Let $A$ be an open set of $\mathbb{R}^m$ and $\gamma:[a,b]\to A,t\to\gamma(t)$ a curve of $C^1$ class. and let $\alpha\in\Omega^1(A)$. If $\theta:[c,d]\to[a,b]$ is a diffeomorphism of $C^1$ class, prove
$\int_{\gamma\circ\theta}\alpha=\sigma\int_{\gamma}\alpha$
where $\sigma={\rm sgn}(\theta')$
Since we have a diffeomorphism, $(\theta^{-1})::[a,b]\to [c,d]$. and $\frac{d\theta}{dt}$ is a constant, gives me an intuition why $\int_{\gamma\circ\theta}\alpha=\sigma\int_{\gamma}\alpha$.
Question:
However I have no idea on hoe to prove the statement. Could someone provide me a proof?

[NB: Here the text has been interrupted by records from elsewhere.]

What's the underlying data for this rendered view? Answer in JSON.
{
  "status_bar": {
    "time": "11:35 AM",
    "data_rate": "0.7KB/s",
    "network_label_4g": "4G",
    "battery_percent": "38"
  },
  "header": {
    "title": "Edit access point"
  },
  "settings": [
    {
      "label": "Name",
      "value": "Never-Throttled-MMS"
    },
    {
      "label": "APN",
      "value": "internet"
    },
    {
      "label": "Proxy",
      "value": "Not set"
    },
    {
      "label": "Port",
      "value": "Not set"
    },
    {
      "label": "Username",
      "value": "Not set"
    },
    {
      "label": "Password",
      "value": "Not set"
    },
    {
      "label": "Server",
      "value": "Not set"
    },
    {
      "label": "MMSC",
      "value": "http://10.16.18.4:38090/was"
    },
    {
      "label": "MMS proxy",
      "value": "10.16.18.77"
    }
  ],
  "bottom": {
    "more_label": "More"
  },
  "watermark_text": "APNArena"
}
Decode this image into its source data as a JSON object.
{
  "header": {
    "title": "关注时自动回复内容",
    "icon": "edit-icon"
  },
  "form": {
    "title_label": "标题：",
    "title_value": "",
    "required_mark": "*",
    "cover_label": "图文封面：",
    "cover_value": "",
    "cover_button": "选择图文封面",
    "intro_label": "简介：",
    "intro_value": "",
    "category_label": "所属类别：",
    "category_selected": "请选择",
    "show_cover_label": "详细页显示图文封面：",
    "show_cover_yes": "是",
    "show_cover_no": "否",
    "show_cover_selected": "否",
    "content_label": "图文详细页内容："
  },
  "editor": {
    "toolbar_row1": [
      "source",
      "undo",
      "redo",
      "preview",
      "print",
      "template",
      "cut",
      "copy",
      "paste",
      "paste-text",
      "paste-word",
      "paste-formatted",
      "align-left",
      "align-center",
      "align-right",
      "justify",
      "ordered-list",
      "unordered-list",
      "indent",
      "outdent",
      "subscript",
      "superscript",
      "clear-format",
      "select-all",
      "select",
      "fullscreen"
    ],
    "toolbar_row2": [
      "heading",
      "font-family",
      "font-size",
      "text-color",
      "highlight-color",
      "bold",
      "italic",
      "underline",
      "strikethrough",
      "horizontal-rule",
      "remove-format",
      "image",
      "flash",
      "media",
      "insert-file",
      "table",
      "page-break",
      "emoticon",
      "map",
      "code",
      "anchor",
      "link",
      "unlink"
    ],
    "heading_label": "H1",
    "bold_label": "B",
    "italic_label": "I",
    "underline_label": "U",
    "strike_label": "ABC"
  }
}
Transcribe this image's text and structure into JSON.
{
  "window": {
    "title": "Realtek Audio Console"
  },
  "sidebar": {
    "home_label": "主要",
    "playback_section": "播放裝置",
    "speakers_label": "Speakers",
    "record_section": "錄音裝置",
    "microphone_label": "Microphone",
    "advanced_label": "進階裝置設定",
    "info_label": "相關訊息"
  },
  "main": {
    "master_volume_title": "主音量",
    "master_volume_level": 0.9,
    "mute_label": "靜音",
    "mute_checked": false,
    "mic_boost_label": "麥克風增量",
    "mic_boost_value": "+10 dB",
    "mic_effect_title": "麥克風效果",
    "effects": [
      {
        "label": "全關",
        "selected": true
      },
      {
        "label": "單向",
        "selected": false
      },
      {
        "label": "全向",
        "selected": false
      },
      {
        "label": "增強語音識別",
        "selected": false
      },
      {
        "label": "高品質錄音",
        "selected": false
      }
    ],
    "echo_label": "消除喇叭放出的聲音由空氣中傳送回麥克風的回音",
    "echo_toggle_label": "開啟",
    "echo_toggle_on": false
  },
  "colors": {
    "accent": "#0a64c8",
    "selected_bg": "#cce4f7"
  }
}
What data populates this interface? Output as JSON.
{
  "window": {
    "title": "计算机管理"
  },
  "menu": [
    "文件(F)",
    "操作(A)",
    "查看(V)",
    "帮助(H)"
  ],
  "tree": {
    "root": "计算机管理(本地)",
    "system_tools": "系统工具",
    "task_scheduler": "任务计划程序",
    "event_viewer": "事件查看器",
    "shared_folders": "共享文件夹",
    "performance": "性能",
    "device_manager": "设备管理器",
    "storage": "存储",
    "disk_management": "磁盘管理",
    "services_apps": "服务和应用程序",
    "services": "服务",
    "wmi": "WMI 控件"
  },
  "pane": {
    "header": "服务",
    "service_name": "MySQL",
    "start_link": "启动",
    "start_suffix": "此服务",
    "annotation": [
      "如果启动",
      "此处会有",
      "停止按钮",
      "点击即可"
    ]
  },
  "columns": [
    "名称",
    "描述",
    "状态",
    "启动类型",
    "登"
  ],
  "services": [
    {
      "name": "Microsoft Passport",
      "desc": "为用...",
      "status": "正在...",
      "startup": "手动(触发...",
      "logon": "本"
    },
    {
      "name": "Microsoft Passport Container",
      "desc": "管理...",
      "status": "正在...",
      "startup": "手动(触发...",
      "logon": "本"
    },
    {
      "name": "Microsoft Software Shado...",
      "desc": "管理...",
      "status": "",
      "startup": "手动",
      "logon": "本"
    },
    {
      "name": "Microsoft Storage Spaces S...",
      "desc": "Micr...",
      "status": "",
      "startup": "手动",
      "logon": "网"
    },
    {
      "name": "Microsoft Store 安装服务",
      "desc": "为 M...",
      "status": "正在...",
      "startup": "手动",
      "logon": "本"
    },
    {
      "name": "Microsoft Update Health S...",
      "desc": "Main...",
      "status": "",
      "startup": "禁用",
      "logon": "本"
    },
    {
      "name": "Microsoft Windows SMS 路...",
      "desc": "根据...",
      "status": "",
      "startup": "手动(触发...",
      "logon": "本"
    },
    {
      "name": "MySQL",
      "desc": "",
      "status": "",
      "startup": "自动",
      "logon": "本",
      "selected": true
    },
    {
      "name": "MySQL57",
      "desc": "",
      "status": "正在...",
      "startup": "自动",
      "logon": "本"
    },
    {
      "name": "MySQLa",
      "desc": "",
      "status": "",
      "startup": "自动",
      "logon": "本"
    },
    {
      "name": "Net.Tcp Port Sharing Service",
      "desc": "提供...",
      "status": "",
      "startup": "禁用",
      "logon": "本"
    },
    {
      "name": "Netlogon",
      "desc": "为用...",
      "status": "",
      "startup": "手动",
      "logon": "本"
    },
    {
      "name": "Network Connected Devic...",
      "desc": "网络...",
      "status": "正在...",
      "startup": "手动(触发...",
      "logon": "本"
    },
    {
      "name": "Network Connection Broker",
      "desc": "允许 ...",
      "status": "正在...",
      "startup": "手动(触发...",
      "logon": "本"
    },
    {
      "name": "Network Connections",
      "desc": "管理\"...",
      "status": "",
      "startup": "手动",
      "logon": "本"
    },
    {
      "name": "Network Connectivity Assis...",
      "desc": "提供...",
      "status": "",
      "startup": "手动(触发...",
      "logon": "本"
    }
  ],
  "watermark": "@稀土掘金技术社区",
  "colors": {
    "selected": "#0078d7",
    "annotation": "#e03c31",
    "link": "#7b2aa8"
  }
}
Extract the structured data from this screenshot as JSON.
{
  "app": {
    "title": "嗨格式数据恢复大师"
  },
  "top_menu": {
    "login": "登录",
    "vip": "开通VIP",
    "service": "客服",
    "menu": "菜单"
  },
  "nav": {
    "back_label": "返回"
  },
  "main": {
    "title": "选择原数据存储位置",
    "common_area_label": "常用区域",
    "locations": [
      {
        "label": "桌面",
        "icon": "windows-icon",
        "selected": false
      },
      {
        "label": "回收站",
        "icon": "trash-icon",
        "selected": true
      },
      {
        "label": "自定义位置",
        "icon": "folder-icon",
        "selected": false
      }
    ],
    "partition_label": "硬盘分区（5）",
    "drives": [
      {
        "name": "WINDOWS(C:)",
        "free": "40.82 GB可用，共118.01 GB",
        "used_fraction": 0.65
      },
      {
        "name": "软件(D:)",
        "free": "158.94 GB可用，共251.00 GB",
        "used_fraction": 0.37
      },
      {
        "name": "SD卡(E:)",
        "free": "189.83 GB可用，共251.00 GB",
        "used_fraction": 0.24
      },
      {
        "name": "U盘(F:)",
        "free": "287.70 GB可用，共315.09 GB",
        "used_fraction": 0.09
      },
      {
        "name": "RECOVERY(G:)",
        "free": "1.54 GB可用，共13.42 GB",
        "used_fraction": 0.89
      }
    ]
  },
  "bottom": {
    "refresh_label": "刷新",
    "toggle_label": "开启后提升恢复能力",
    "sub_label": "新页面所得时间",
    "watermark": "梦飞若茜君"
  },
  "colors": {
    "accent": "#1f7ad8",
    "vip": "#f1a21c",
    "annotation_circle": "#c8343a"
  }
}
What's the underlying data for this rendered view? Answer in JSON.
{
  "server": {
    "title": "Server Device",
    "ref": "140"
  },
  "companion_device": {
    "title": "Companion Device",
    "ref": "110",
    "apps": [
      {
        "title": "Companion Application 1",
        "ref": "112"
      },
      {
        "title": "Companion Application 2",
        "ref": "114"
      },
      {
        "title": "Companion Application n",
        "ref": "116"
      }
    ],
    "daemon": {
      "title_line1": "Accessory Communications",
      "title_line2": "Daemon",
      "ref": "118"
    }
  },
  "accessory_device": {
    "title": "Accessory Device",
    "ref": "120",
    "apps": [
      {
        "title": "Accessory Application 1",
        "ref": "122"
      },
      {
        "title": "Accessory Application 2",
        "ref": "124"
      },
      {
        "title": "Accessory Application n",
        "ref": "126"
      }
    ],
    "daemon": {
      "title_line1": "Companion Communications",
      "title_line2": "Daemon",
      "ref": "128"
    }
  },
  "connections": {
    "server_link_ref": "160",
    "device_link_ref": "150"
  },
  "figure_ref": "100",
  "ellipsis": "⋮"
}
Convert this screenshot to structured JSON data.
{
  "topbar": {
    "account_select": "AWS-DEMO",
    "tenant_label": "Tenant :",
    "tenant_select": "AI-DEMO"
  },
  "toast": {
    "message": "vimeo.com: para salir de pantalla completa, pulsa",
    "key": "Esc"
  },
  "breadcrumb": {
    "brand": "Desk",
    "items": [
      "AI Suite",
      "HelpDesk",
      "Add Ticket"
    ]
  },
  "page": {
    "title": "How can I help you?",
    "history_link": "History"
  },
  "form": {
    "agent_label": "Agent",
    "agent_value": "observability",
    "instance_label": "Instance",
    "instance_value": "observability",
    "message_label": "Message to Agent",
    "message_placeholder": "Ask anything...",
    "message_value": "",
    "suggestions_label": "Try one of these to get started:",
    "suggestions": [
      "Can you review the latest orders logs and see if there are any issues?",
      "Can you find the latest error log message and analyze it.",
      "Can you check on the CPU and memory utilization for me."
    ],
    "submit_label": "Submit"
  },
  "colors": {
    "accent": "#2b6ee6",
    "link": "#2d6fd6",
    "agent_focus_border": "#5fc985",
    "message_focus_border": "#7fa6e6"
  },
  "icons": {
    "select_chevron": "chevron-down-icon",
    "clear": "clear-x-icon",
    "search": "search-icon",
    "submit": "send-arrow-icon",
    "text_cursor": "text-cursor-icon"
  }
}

Let's write $t$ for the $[c,d]$ coordinate and $s = \theta(t)$ for the $[a,b]$ coordinate. By definition, $\int_{\gamma \circ \theta}\alpha = \int_c^d(\gamma \circ \theta)^*\alpha$. If $\alpha = \alpha_idx^i$ in coordinates, we find for $\partial / \partial t|_{t=t_0} \in T_{t_0}[c,d]$, $$ (\gamma \circ \theta)^*\alpha(\partial/\partial t) = \alpha_i(\gamma(\theta(t_0))d(x^i \circ \gamma \circ \theta)(\partial / \partial t). $$ Writing $\gamma(s) = (\gamma^1(s), \ldots, \gamma^m(s)) \in \mathbb{R}^m$, we have $$ d(x^i \circ \gamma \circ \theta)(\partial / \partial t) = d(\gamma^i) \circ d\theta (\partial / \partial t) = d(\gamma^i)(\theta'(t_0)\partial / \partial s) = \frac{d\gamma^i}{ds}(\theta(t_0))\theta'(t_0) $$ so that $$ \int_{\gamma \circ \theta} \alpha = \int_c^d \alpha_i(\gamma(\theta(t)))\frac{d \gamma^i}{d s}(\theta(t))\theta'(t)dt. $$ Now, doing a change of variables as in Calc 1, i.e. rewriting this in the $s = \theta(t)$ coordinate (which satisfies $ds = \theta'(t)dt$), we find $$ \int_{\gamma \circ \theta}\alpha = \int_{\theta(c)}^{\theta(d)}\alpha_i(\gamma(s))\frac{d\gamma^i}{ds}(s)ds = \pm \int_a^b \alpha_i(\gamma(s))\frac{d\gamma^i}{ds}(s)ds, $$ the sign being negative if $\theta$ reverses orientation. But, same as before, we have $$ \gamma^*\alpha(\partial / \partial s) = \alpha_i(\gamma(s))\frac{d\gamma^i}{ds}(s) $$ so that the integrand in that last term is simply $\gamma^*\alpha$, hence $$ \int_{\gamma \circ \theta}\alpha = \text{sgn}(\theta')\int_{\gamma}\alpha. $$ By the way, you wrote in your question that $d\theta/dt$ is a constant but that's not necessarily true. What's true is that $\theta'(t)$ is either always positive or always negative, since it's continuous and can never be $0$ if $\theta$ is a diffeomorphism.